FIGURE 2. A microseismic-based cumulative oil forecast is shown for study wells at the time of completion predicting correct order of producers. Data for the Lower Spraberry well are shown in green, data for the Middle Spraberry well are shown in blue and data for the Wolfcamp A well are shown in orange. Model predictions are shown as solid lines, and actual production data are shown as spheres. (Source: MicroSeismic Inc.)

Figure 3 shows a refined and history- matched model using historic rate and pressure data for a more calibrated model. The initial prediction accuracy was improved by 8% to 10% using 90-day production data, making the model a solid base for refinement of operator-internal reservoir models that test “what if” scenarios for other parts of the asset with different reservoir properties.

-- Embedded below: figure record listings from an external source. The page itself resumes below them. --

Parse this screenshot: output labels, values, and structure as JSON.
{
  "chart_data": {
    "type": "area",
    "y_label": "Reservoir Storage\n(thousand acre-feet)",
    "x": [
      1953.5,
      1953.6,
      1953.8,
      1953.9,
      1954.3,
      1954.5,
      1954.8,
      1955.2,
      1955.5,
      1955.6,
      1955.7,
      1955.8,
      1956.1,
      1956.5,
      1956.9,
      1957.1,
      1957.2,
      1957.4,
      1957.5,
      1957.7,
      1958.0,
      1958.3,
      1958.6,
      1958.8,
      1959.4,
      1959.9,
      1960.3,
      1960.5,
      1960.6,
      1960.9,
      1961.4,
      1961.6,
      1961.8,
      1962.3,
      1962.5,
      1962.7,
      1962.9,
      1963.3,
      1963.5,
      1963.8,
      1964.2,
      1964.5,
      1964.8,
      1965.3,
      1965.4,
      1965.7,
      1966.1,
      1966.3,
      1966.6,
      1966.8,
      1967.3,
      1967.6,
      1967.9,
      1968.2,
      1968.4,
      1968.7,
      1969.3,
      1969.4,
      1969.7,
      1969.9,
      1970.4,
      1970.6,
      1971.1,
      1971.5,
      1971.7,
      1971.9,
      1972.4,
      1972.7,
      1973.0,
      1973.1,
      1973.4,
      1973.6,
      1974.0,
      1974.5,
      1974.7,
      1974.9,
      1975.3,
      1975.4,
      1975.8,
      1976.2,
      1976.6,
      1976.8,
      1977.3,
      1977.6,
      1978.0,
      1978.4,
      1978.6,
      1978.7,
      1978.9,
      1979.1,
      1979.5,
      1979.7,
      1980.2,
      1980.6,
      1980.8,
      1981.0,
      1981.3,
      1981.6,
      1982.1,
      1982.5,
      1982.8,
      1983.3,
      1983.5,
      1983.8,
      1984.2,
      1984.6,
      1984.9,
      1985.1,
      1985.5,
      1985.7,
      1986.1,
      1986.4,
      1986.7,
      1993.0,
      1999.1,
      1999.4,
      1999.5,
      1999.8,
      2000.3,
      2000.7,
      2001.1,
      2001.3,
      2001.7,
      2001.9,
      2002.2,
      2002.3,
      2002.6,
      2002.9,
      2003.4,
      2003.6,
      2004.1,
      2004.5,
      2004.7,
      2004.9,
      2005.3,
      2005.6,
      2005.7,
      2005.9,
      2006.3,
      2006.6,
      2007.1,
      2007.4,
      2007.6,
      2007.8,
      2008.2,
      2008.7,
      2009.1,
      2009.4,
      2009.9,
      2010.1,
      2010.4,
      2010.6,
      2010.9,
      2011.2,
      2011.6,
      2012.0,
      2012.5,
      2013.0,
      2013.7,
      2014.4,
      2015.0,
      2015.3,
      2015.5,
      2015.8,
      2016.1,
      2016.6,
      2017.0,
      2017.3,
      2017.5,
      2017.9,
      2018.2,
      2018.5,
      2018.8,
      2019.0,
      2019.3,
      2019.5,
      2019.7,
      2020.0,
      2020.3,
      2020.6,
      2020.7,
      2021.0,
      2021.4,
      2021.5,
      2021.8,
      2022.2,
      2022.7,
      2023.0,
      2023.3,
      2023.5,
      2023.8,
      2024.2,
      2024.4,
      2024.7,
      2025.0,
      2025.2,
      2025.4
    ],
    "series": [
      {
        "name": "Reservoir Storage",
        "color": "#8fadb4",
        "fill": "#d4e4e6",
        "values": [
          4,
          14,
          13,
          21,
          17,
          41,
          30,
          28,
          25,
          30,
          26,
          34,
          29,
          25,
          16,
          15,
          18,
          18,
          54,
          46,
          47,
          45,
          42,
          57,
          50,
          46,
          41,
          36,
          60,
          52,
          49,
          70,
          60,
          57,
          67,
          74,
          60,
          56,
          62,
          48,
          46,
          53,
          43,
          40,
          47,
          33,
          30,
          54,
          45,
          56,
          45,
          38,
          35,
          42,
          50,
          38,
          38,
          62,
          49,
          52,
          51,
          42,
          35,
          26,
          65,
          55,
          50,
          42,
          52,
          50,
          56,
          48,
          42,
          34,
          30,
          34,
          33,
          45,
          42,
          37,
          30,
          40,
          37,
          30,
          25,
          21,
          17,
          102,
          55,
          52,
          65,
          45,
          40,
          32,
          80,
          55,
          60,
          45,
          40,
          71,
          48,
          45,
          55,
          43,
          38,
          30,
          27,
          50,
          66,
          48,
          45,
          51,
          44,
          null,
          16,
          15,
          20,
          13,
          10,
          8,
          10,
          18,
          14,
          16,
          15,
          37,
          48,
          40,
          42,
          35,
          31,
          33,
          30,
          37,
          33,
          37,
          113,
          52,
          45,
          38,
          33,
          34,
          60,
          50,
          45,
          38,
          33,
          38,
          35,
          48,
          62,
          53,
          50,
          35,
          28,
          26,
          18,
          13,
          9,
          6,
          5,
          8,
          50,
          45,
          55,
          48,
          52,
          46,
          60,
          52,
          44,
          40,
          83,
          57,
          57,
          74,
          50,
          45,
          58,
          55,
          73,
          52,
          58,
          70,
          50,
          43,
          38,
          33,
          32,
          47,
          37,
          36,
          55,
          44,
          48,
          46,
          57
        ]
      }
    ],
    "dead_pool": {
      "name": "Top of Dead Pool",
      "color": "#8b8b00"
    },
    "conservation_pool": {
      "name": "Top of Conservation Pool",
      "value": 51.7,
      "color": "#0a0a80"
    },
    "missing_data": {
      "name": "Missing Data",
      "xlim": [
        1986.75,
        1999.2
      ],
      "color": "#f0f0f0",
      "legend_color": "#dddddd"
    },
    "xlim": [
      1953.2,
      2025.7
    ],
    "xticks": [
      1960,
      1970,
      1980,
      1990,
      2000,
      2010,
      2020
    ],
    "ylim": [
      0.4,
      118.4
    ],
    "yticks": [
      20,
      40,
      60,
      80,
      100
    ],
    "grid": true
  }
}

FIGURE 3. A microseismic-based cumulative oil forecast is shown for study wells using 90-day rate and pressure data for history match. Data for the Lower Spraberry well are shown in green, data for the Middle Spraberry well are shown in blue and data for the Wolfcamp A well are shown in orange. Model predictions are shown as solid lines, and actual production data are shown as spheres. (Source: MicroSeismic Inc.)

The quality of the prediction illustrates the information contained within the microseismic data that was extracted by integrating it with other available data. Given the nonuniqueness of rate transient analysis and traditional reservoir models that lack microseismic data, it is important to observe how the reservoir actually responds to hydraulic fracturing and the location and nature of rock failure.

The workflow illustrated above shows how this operator used microseismic monitoring to improve its understanding of the subsurface and satisfied both the scientific aspect of its shale development and the need to turn data into actionable results to drive meaningful economic decisions.

In this case it was demonstrated that a reservoir model incorporating microseismic-derived permeability enhancement predicts production and in turn pressure depletion and wellbore interference with reasonable accuracy to inform vertical wellbore spacing and ultimately determine the number of wells that can be drilled per section.